Boosted electrochemical performance of graphite anode enabled by polytetrafluoroethylene-derived F-doping

Abstract Pure graphite anode exhibits inferior rate performance and cyclability in lithium-ion batteries. Herein, graphite was mixed in polytetrafluoroethylene (PTFE) aqueous emulsion followed by heating the parched mixture at 400 °C for 5 h. The common lipophilic behavior of the two materials allows the melted PTFE to reveal good wettability to graphite, and the large concentration gradient of fluorine element between graphite and the melted PTFE drives fluorine diffusion into graphite to achieve F-doped graphite.

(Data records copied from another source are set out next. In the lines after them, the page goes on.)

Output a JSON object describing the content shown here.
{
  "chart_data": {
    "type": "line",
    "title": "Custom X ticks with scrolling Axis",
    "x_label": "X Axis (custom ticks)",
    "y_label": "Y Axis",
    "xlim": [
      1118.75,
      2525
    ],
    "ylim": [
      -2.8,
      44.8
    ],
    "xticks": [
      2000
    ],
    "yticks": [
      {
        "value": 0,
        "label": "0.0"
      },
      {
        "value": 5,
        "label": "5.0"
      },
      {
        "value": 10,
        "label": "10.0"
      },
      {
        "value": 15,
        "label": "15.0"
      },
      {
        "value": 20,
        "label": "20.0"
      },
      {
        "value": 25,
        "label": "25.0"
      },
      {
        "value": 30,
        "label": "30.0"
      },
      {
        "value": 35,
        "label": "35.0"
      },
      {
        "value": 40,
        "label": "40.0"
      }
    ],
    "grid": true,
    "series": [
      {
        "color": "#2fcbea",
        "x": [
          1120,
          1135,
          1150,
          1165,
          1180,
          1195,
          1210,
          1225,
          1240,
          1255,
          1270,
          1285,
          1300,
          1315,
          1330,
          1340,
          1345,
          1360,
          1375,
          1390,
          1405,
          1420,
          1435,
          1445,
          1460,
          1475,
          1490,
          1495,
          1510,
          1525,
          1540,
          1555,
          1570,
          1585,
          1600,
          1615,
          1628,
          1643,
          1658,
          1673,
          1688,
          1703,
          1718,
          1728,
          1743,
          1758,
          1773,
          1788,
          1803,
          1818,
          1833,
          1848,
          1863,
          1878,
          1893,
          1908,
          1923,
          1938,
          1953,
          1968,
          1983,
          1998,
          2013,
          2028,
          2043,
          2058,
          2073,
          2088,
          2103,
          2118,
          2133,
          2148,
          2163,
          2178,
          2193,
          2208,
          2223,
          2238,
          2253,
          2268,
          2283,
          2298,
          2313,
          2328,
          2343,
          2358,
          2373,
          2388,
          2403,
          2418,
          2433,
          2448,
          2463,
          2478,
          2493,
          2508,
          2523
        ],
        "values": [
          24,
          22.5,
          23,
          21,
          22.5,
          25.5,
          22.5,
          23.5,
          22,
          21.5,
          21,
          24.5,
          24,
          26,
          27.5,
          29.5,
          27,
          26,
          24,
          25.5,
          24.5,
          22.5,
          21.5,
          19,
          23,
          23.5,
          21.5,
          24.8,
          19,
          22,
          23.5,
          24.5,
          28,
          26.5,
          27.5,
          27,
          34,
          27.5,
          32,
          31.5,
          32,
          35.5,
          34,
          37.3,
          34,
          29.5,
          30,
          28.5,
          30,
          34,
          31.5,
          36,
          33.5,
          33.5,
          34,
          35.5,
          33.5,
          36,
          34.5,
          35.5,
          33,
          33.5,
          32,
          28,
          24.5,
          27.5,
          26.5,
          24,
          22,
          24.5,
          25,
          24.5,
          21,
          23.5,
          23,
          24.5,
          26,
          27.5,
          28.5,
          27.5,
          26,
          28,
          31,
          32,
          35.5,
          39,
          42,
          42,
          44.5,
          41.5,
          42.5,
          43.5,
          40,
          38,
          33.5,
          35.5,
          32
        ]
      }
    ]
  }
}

The as-modified product with a PTFE/graphite mass ratio of 1.2% reveals a reversible capacity of 390.8 mAh g−1 after 60 cycles at 0.1C, and a capacity of 319.3 mAh g−1 after 100 cycles at 0.5C, markedly superior to the performance of the pristine graphite. The appreciable property of the PTFE-modified graphite is attributable to the uniform PTFE coating for avoiding the direct interaction of electrolyte with graphite and enhancing the coulombic efficiency of first lithiation/de-lithiation cycle, the F-doping for facilitating electron transfer, the augmented mesopore volume and specific surface area for Li-ion storage, and the enlarged lattice spacing of graphite for Li-ion diffusion.